A three-month extension would ensure the federal government does not default on its obligations. Treasury Secretary Timothy Geithner told Congress the nation will reach its debt limit sometime between mid-February and early March.
A vote on the temporary debt limit extension will take place next week, the Associated Press reports.
At the House GOP retreat in Williamsburg, Va., Speaker John Boehner will tell lawmakers that they will insist that members of Congress don't get paid until a budget is passed. Republicans are angry that the Democratic-controlled Senate has not passed a budget plan in four years.
"Before there is any long-term debt limit increase, a budget should be passed that cuts spending," Boehner will say, according to excerpts of his remarks released by his office. "We are going to pursue strategies that will obligate the Senate to finally join the House in confronting the government's spending problem. The principle is simple: No budget, no pay."

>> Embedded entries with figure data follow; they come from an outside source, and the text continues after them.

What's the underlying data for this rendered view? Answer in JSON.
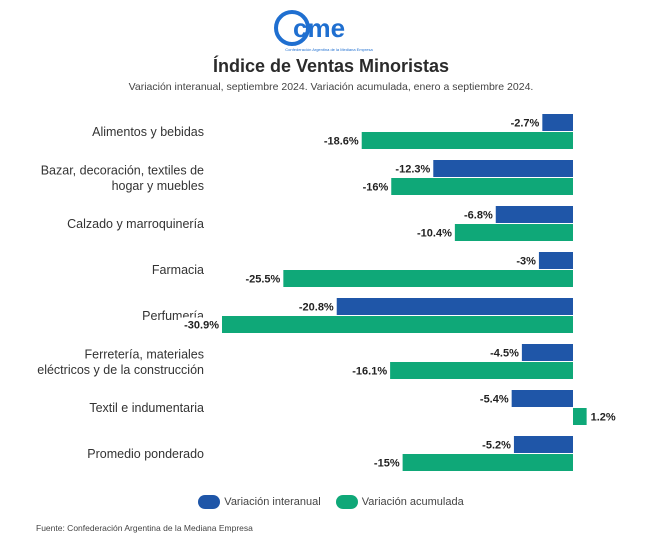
{
  "header": {
    "logo_text": "cme",
    "logo_tagline": "Confederación Argentina de la Mediana Empresa",
    "title": "Índice de Ventas Minoristas",
    "subtitle": "Variación interanual, septiembre 2024. Variación acumulada, enero a septiembre 2024."
  },
  "colors": {
    "interanual": "#1f56a8",
    "acumulada": "#0fa878",
    "logo": "#1f6fd0"
  },
  "chart_data": {
    "type": "bar",
    "orientation": "horizontal",
    "categories": [
      [
        "Alimentos y bebidas"
      ],
      [
        "Bazar, decoración, textiles de",
        "hogar y muebles"
      ],
      [
        "Calzado y marroquinería"
      ],
      [
        "Farmacia"
      ],
      [
        "Perfumería"
      ],
      [
        "Ferretería, materiales",
        "eléctricos y de la construcción"
      ],
      [
        "Textil e indumentaria"
      ],
      [
        "Promedio ponderado"
      ]
    ],
    "series": [
      {
        "name": "Variación interanual",
        "values": [
          -2.7,
          -12.3,
          -6.8,
          -3,
          -20.8,
          -4.5,
          -5.4,
          -5.2
        ],
        "labels": [
          "-2.7%",
          "-12.3%",
          "-6.8%",
          "-3%",
          "-20.8%",
          "-4.5%",
          "-5.4%",
          "-5.2%"
        ]
      },
      {
        "name": "Variación acumulada",
        "values": [
          -18.6,
          -16,
          -10.4,
          -25.5,
          -30.9,
          -16.1,
          1.2,
          -15
        ],
        "labels": [
          "-18.6%",
          "-16%",
          "-10.4%",
          "-25.5%",
          "-30.9%",
          "-16.1%",
          "1.2%",
          "-15%"
        ]
      }
    ],
    "legend_position": "bottom",
    "grid": false,
    "xlim": [
      -31,
      3
    ]
  },
  "legend": {
    "interanual": "Variación interanual",
    "acumulada": "Variación acumulada"
  },
  "footer": {
    "source": "Fuente: Confederación Argentina de la Mediana Empresa"
  }
}
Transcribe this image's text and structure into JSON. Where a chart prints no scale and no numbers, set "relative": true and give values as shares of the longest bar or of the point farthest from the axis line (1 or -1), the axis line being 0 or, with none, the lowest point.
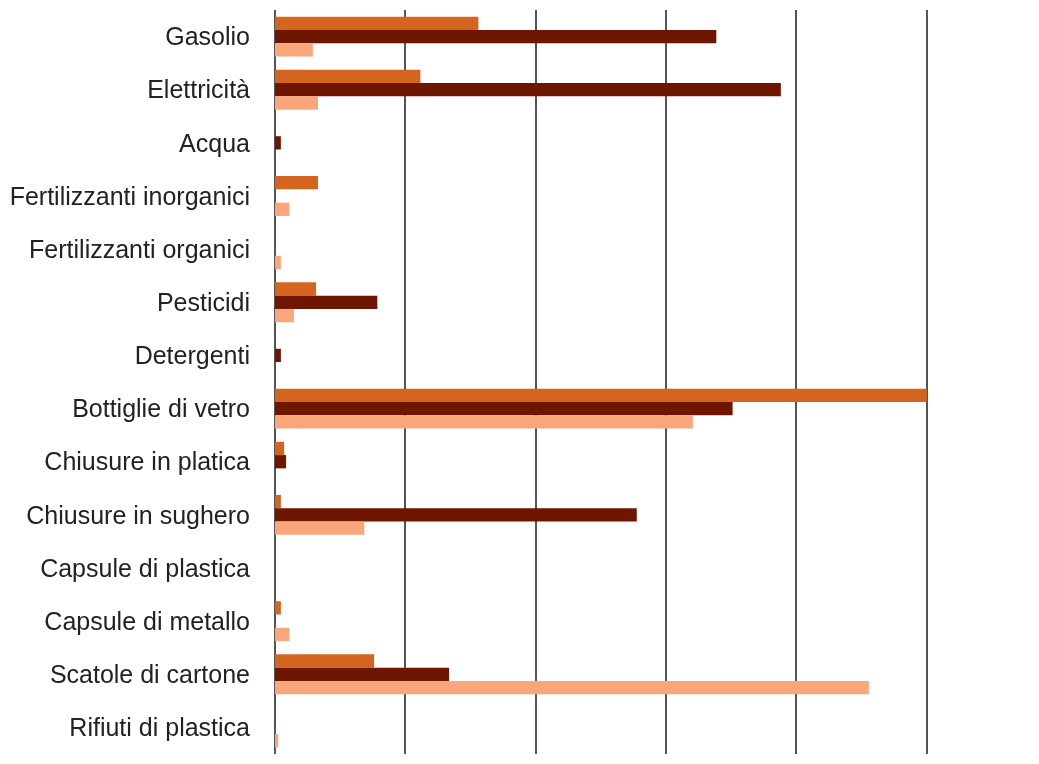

House Majority Whip Kevin McCarthy of California, the GOP's No. 3 leader, said in a statement that the three-month extension will "meet our immediate obligations and ensure a responsible budget passes both chambers of Congress."
President Obama has asked Congress to increase the debt limit without any conditions, as a way to calm financial markets. The fight over raising the debt limit and automatic spending cuts that take effect March 1 will be among the thorniest facing Obama as he begins a second term.
A spokesman for Senate Majority Leader Harry Reid, D-Nev., welcomed the overture on the debt limit but said Democrats want no strings attached.
"It is reassuring to see Republicans beginning to back off their threat to hold our economy hostage," said Adam Jentleson, Reid's spokesman. "If the House can pass a clean debt ceiling increase to avoid default and allow the United States to meet its existing obligations, we will be happy to consider it."
The House GOP retreat in Williamsburg concludes Friday.